Unlike similar games, the entire of Panau is opened up to the player from the start and it is vast place, indeed. Thankfully, Just Cause 2 provides players with the largest selection of vehicle I’ve ever seen in a game, everything from tuk-tuks to fighter jets. Some vehicles are just lying about; others will require some old school Grand Theft Auto style carjacking. You can also get around using Rico’s parachute and grapple, which returns from the first game in an upgraded form. Rico’s grapple can be fired at anything, including the ground, allowing him to rappel at great speed to the target. If you open his parachute mid-rappel, Rico is propelled into the air, allowing you to steer him as he glides back down. You can also use the grapple with the parachute open to drag Rico along and increase his altitude. Of course, if you jump off something, you don’t have to open the ‘chute right, you can instead engage in a bit of base jumping and free-fall, opening the canopy at the last moment.

Just Cause 2 Screenshot
BooOOoom, one more time!!!

As well as the grapple, which makes an effective weapon in itself (pinning enemy soldiers to wall or dragging them behind you motorcycle/car/boat/plane) the game features a vast arsenal of weapons, from the humble pistol to rocket launchers. You can carry both a two-hand and a couple of one-handed guns, you can also duel wield handguns to partake in some John Woo inspired, guns akimbo, mayhem. Grenades come in two flavours, the usual frag and the more fun-to-use triggered varieties.

Just Cause 2 Screenshot
Final booOOoom!!!

Just Cause 2 is really all about blowing stuff up and destroying things in the most imaginative way possible. Whilst it is loads of fun, your only reward for, say, using a car as a wrecking ball hanging from your helicopter is the extent to which you personally find it amusing. You will get the same amount of chaos points destroying stuff in a novel way as you would if you simply unloaded round after round from your hand gun. A word of warning: randomly blowing stuff up and causing havoc is extremely addictive; as well as being a major positive for the game, it is also its downfall. Don’t forget about the missions. Because the game puts its cards on the table from the get go it is all too easy for the player to greedily feast on all that is offered leaving the missions to one side until the boredom sets in. The missions, which use a lot of activities that you can do on your own, will seem old hat if you have already experienced most of what the game has on offer.

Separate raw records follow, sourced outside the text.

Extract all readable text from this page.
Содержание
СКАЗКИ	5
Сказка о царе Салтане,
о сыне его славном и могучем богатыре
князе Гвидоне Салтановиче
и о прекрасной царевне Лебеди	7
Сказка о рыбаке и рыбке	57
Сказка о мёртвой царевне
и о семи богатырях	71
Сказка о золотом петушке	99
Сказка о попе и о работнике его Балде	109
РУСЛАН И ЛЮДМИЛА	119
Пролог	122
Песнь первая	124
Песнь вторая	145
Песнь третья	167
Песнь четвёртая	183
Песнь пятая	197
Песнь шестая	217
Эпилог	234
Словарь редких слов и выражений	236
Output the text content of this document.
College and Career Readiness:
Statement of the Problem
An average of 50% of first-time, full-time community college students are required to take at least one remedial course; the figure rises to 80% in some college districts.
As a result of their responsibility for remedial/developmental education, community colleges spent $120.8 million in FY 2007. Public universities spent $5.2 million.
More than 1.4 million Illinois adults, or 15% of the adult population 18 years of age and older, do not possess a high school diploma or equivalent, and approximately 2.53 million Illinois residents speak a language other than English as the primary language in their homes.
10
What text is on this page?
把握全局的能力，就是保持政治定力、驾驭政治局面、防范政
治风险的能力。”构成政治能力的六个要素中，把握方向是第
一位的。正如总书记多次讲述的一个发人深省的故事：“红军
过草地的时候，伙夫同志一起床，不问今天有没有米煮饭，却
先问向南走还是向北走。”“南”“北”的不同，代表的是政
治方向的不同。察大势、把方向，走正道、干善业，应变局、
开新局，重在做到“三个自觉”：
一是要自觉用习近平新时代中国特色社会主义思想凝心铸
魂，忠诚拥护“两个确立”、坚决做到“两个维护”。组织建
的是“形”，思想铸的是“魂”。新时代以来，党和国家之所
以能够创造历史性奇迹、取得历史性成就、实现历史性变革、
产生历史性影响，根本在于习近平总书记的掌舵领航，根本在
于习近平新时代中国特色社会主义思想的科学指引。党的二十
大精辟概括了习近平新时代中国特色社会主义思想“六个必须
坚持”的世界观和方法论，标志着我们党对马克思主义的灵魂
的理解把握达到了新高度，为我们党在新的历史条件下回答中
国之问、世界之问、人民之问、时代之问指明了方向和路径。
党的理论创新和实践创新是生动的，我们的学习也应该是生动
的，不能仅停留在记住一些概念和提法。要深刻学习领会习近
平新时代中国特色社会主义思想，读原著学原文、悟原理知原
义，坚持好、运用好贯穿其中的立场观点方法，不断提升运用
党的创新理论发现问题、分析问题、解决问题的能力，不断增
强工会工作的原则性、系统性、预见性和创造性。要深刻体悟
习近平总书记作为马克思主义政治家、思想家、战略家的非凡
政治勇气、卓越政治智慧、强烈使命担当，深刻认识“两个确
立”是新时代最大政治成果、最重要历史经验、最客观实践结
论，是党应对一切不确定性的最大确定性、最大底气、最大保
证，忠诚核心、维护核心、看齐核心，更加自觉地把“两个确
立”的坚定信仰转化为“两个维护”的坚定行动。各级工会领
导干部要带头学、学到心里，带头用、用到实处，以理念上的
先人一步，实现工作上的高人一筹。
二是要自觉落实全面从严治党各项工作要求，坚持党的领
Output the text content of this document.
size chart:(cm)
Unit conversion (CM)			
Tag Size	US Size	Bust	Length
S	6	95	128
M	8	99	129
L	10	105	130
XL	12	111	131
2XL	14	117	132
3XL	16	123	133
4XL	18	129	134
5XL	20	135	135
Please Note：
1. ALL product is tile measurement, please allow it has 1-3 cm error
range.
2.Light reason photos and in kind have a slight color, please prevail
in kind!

It is really import for me to get this across. If you can play on your own, without a game supervising you with nags and scripted events, you are going to have a lot of fun with Just Cause 2. If you have a great desire for a sense of purpose when playing games, Just Cause 2 will get old for you very quickly. If you are like me and have wasted hours and hours in Grand Theft Auto by simply driving into a cop car and getting chased around Liberty City, you are going to love it. Being as vast a game as it is, you are probably not going to want to do it all in one sitting, but Just Cause 2 will be a game that you return to for a long time to come.